Pasaron 17 días de fiebre deportiva repartidos por cada escenario de Guadalajara, y que a golpe de pasión se multiplicaron por todos los rincones cubanos sin que nadie quedara ajeno al embrujo de los Juegos Panamericanos.
Pero ya cada atleta regresó a casa y las máximas autoridades deportivas del continente regalaron al pueblo tapatío la protocolar y tal vez merecida frase de cada clausura: «Fueron los mejores Juegos de la historia».
Llegó entonces la calma, y con ella momentos para la meditación sobre algunos temas sacados a flote por esta fiesta que cada cuatro años reúne a miles de atletas de todo un continente en busca de su sueño: el triunfo.
Las sensaciones de ganar y perder son inherentes a cualquier confrontación; y el deporte de alto rendimiento, más allá de sus indisolubles preceptos idealistas, nos presenta esa dualidad de emociones al final de cada combate, de cada partido.
Siempre la historia de una «guerra» la escriben los vencedores, y es usual que en las citas multideportivas sea el medallero quien dicte, con mayor o menor justicia, todas las sentencias. Pero a veces ese los fríos numeritos no dicen todo lo que queremos saber.
Por ejemplo, los anfitriones hicieron lo que de ellos se esperaba, e incluso dieron el salto más espectacular de la tabla. Sin embargo, poco más de un tercio de sus 42 títulos fueron conseguidos en deportes que no están en el programa olímpico como el frontón, el squash o el kárate. Con ese dato, entonces cómo medir el verdadero nivel del deporte mexicano en el continente.
De la primera ojeada a los dígitos queda la impresión de que los principales protagonistas salieron de Jalisco cantando su victoria basada en sus cálculos particulares.
Estados Unidos, por ejemplo, se vanagloria de un nuevo reinado aun sin llevar —como es costumbre— a sus principales figuras y equipos. Toda Cuba festeja la hazaña de sus deportistas, que contra viento y marea resistieron el anunciado asedio de los brasileños. Y los del Gigante Sudamericano, aun sin concretar el asalto al segundo escaño, se contentan con su mejor actuación histórica fuera de casa.
A su vez, Argentina y Colombia se regocijan de recoger los frutos de sus serias apuestas por el deporte, que le permitieron ahora casi duplicar la cifra de cetros ganados en la edición precedente.

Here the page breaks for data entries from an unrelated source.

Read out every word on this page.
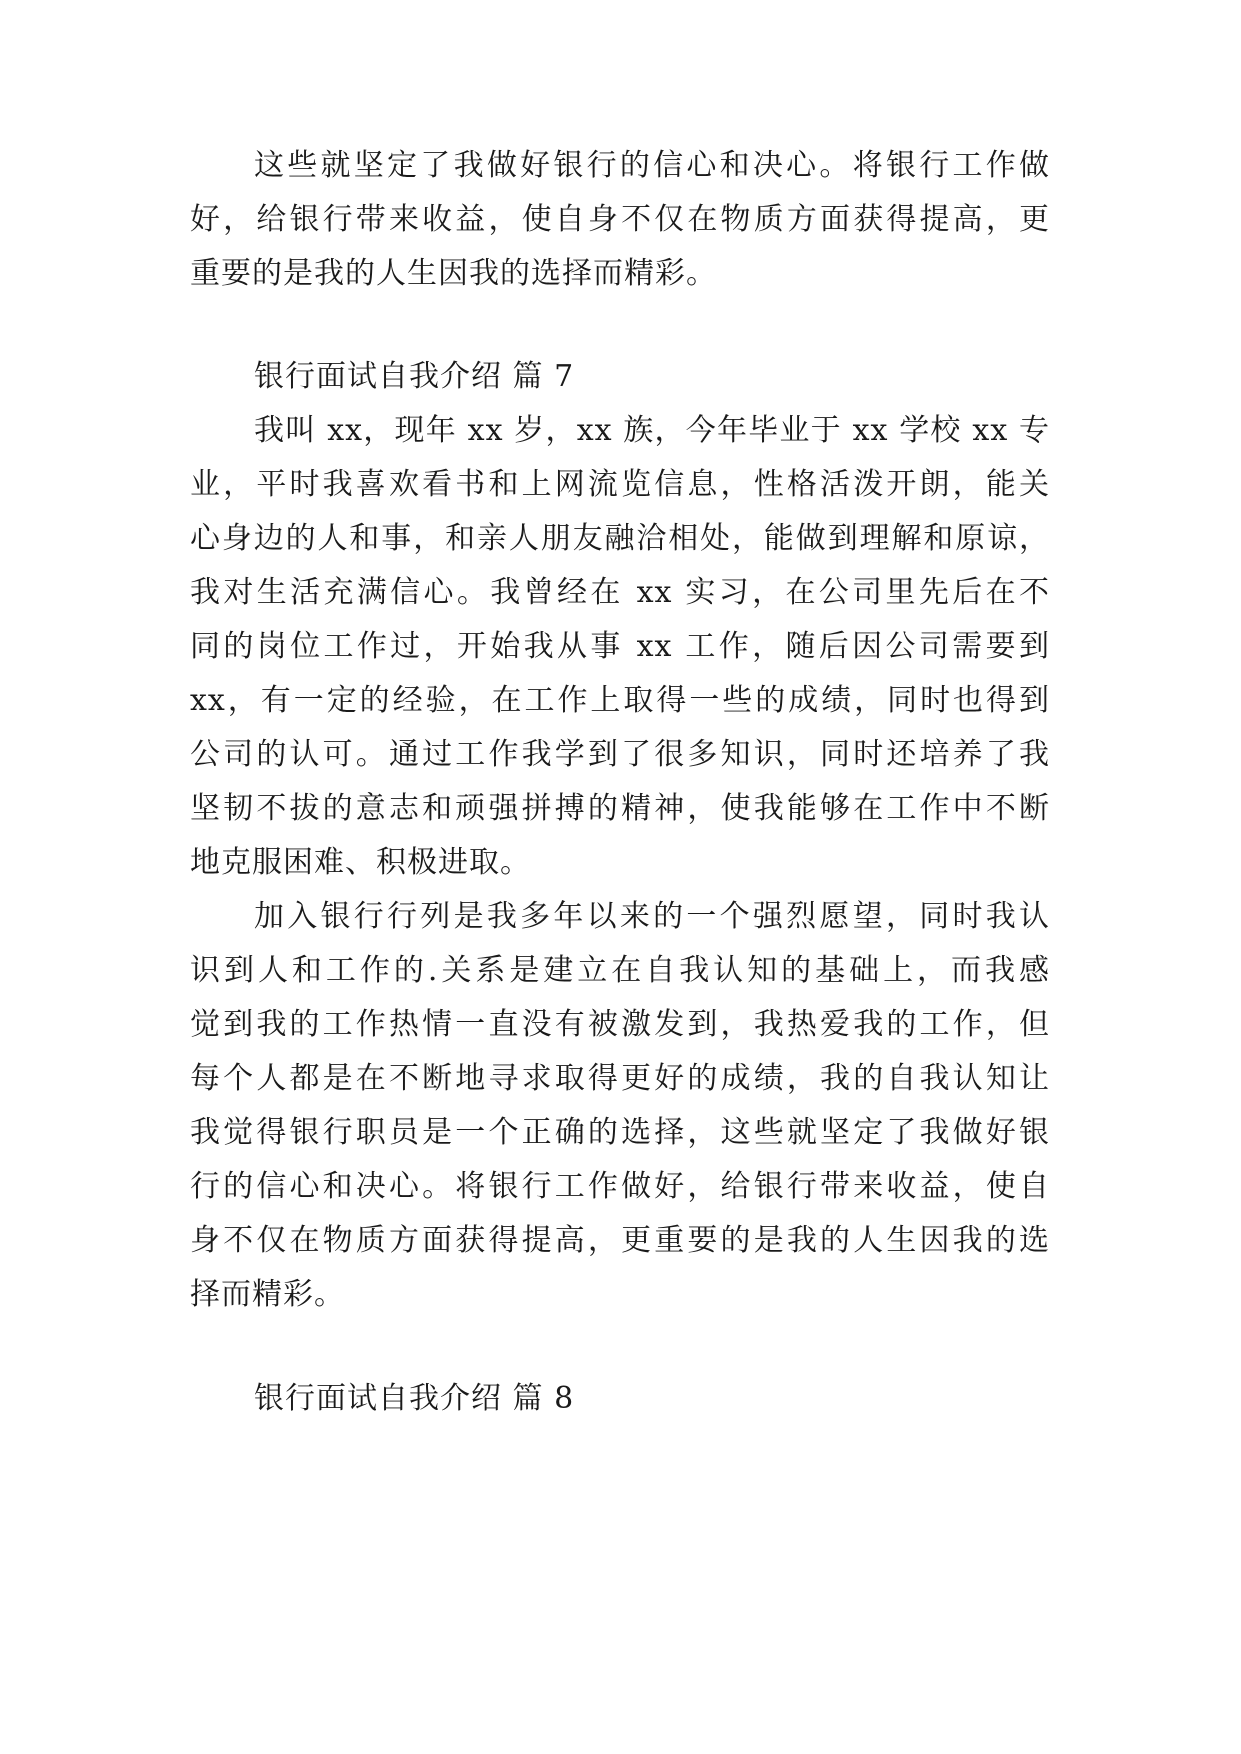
这些就坚定了我做好银行的信心和决心。将银行工作做
好，给银行带来收益，使自身不仅在物质方面获得提高，更
重要的是我的人生因我的选择而精彩。
银行面试自我介绍 篇 7
我叫 xx，现年 xx 岁，xx 族，今年毕业于 xx 学校 xx 专
业，平时我喜欢看书和上网流览信息，性格活泼开朗，能关
心身边的人和事，和亲人朋友融洽相处，能做到理解和原谅，
我对生活充满信心。我曾经在 xx 实习，在公司里先后在不
同的岗位工作过，开始我从事 xx 工作，随后因公司需要到
xx，有一定的经验，在工作上取得一些的成绩，同时也得到
公司的认可。通过工作我学到了很多知识，同时还培养了我
坚韧不拔的意志和顽强拼搏的精神，使我能够在工作中不断
地克服困难、积极进取。
加入银行行列是我多年以来的一个强烈愿望，同时我认
识到人和工作的.关系是建立在自我认知的基础上，而我感
觉到我的工作热情一直没有被激发到，我热爱我的工作，但
每个人都是在不断地寻求取得更好的成绩，我的自我认知让
我觉得银行职员是一个正确的选择，这些就坚定了我做好银
行的信心和决心。将银行工作做好，给银行带来收益，使自
身不仅在物质方面获得提高，更重要的是我的人生因我的选
择而精彩。
银行面试自我介绍 篇 8
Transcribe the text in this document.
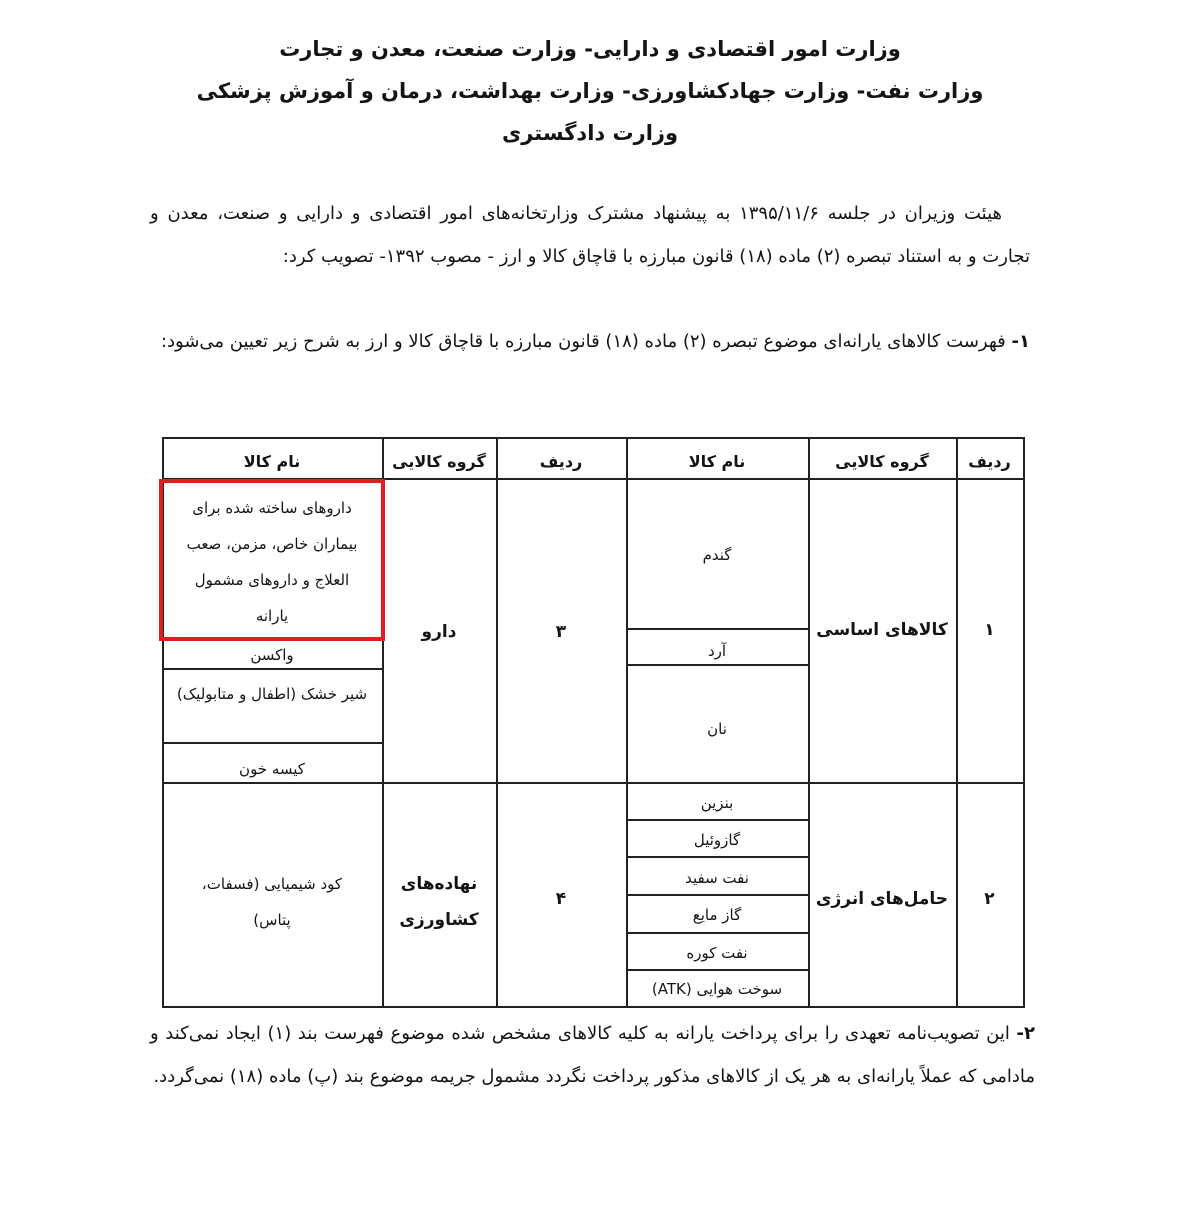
وزارت امور اقتصادی و دارایی- وزارت صنعت، معدن و تجارت
وزارت نفت- وزارت جهادکشاورزی- وزارت بهداشت، درمان و آموزش پزشکی
وزارت دادگستری
هیئت وزیران در جلسه ۱۳۹۵/۱۱/۶ به پیشنهاد مشترک وزارتخانه‌های امور اقتصادی و دارایی و صنعت، معدن و تجارت و به استناد تبصره (۲) ماده (۱۸) قانون مبارزه با قاچاق کالا و ارز - مصوب ۱۳۹۲- تصویب کرد:
۱- فهرست کالاهای یارانه‌ای موضوع تبصره (۲) ماده (۱۸) قانون مبارزه با قاچاق کالا و ارز به شرح زیر تعیین می‌شود:
ردیف
گروه کالایی
نام کالا
ردیف
گروه کالایی
نام کالا
۱
کالاهای اساسی
گندم
آرد
نان
۲
حامل‌های انرژی
بنزین
گازوئیل
نفت سفید
گاز مایع
نفت کوره
سوخت هوایی (ATK)
۳
دارو
داروهای ساخته شده برای بیماران خاص، مزمن، صعب العلاج و داروهای مشمول یارانه
واکسن
شیر خشک (اطفال و متابولیک)
کیسه خون
۴
نهاده‌های کشاورزی
کود شیمیایی (فسفات، پتاس)
۲- این تصویب‌نامه تعهدی را برای پرداخت یارانه به کلیه کالاهای مشخص شده موضوع فهرست بند (۱) ایجاد نمی‌کند و مادامی که عملاً یارانه‌ای به هر یک از کالاهای مذکور پرداخت نگردد مشمول جریمه موضوع بند (پ) ماده (۱۸) نمی‌گردد.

Mientras, a pesar de igualar su anterior número de medallas de oro, Venezuela expone cómo logró superar el total de preseas cosechadas en Río de Janeiro hace cuatro años.
Pero tan importantes como los metales acopiados en suelo jalisciense, son otros premios que muchas veces soslayan los cómputos y resúmenes.
México tiene que celebrar por todo lo alto esa hermosa imagen dejada por un país que es hoy un doloroso referente de la violencia generada por el narcotráfico. Brasil debería sentir un orgullo extremo del maratonista —y antes recolector de basura— Solonei Silva, cuya corona es el mejor ejemplo del poder de inclusión social que puede tener el deporte.
También el continente tendría que festejar la total participación de las 42 naciones que integran la Organización Deportiva Panamericana (ODEPA), y aún más la rotunda victoria en la lucha contra el dopaje, pues solo un atleta dio positivo en los más de mil análisis realizados durante todo el certamen.
Son algunos entre tantos ejemplos que pudieran citarse, y con ellos es posible hacer un medallero. En definitiva, también son parte de las mejores historias de estos Juegos.